In fact, the only people on earth not surprised were readers of To The Point.

On June 4, 2008, TTP's Jack Kelly – whom TTP'ers in the Forum have now dubbed "Nostradamus" – wrote Fire and Nice for McCain's VP.  Her high school basketball teammates called her Sarah Barracuda.  Her fellow beauty contestants for Miss Alaska named her Miss Congeniality. 

Fire & Nice.  Nostradamus Kelly takes political acumen and prescience to a whole new level.

As one TTP'er on the Forum says:

"Thank you Jack Kelly for making my friends think I am a political genius because I told them about the super sexy, super conservative gov from AK way back in June."

Isn't it odd that a VP pick now being universally described by conservatives as "brilliant" and "inspired" came as such as surprise.  Well, we at To The Point are happy to describe Jack Nostradamus Kelly as brilliant and inspired!

So – the first question that comes to mind to ask Dems and Omaniacs is:

Do you have any idea how large a full-grown bull moose is? 

It takes guts to hunt an animal that weighs 1,500 pounds, stands 6½ feet at the shoulder, has antlers six feet wide, can run faster than Usain Bolt (35mph) and trample you to death with huge hooves.  There are more moose attacks in Alaska than there are grizzly and black bear attackes combined (Don't Get Eaten: The Dangers of Animals That Charge Or Attack, p. 73).

Yet Sarah Palin's favorite dish is moose stew – made from a moose she has shot herself.

This is not a gal who is going to be intimidated by a pantywaist who shops for arugula at Whole Foods, nor his slow-thinking sidekick.

And yet she's a woman – a real woman who wears a dress not a pantsuit, who's proud to be a woman, proud to be beautiful, proud to be smart and kick-ass tough, proud to be a mother and wife, proud to be a Christian, proud to be a conservative, proud to be an American.

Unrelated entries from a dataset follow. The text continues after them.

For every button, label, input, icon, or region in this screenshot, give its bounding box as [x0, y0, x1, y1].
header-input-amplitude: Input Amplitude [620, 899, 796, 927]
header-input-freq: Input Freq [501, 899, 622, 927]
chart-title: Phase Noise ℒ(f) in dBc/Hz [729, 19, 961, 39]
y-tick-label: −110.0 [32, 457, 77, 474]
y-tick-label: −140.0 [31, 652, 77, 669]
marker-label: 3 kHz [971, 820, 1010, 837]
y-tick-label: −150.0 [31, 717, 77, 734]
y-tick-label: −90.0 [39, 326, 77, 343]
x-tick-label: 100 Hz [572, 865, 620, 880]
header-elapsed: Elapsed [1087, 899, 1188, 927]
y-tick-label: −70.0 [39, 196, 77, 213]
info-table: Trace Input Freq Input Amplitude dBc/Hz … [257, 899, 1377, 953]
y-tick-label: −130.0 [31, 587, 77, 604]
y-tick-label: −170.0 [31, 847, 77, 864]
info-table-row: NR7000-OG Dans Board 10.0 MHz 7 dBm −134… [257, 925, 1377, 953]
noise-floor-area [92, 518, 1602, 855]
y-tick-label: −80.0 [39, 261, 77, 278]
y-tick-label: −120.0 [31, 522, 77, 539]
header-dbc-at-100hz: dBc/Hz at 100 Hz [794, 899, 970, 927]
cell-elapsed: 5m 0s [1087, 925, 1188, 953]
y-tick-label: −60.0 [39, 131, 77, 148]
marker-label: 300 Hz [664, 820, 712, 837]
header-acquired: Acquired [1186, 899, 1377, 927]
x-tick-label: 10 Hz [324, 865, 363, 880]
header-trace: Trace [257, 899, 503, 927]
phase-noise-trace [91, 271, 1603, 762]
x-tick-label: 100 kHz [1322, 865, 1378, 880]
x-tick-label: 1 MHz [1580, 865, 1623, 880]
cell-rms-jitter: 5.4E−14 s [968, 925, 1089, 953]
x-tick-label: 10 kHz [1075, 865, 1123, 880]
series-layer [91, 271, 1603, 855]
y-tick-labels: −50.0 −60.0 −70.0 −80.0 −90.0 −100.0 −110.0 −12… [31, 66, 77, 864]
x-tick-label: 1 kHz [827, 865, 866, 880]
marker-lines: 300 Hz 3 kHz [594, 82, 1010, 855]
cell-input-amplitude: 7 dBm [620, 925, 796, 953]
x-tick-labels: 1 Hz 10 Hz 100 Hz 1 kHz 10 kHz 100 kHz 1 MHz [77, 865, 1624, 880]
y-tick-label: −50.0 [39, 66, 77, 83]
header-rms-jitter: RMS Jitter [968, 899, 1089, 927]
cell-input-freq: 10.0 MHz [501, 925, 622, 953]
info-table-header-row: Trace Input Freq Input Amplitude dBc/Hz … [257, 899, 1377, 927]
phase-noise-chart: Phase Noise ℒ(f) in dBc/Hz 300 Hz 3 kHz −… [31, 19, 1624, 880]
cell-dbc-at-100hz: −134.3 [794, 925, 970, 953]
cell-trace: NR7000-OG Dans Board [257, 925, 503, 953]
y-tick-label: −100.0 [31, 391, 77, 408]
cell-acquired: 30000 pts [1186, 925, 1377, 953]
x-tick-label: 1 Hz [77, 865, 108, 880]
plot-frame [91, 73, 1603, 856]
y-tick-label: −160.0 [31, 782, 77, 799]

This is a Real American Woman, folks.  The Democrats should be very afraid.

The O-Jo ticket is toast.  Mac n' Sarah are going to come out of Minneapolis with a lead in the polls and never look back.  The Dems will froth at the mouth, then freak out with fear and panic, then self-destruct.  Their dreams of a filibuster-proof Senate will vanish, the Pelosicrats will lose, not gain, seats in the House, and O-Jo will be lucky to get more electoral votes than George McGovern.

To see why, watch Sarah give her Dayton speech (yesterday, 8/29).  Everything is going to be okay, folks.  America is going to be all right after November 4.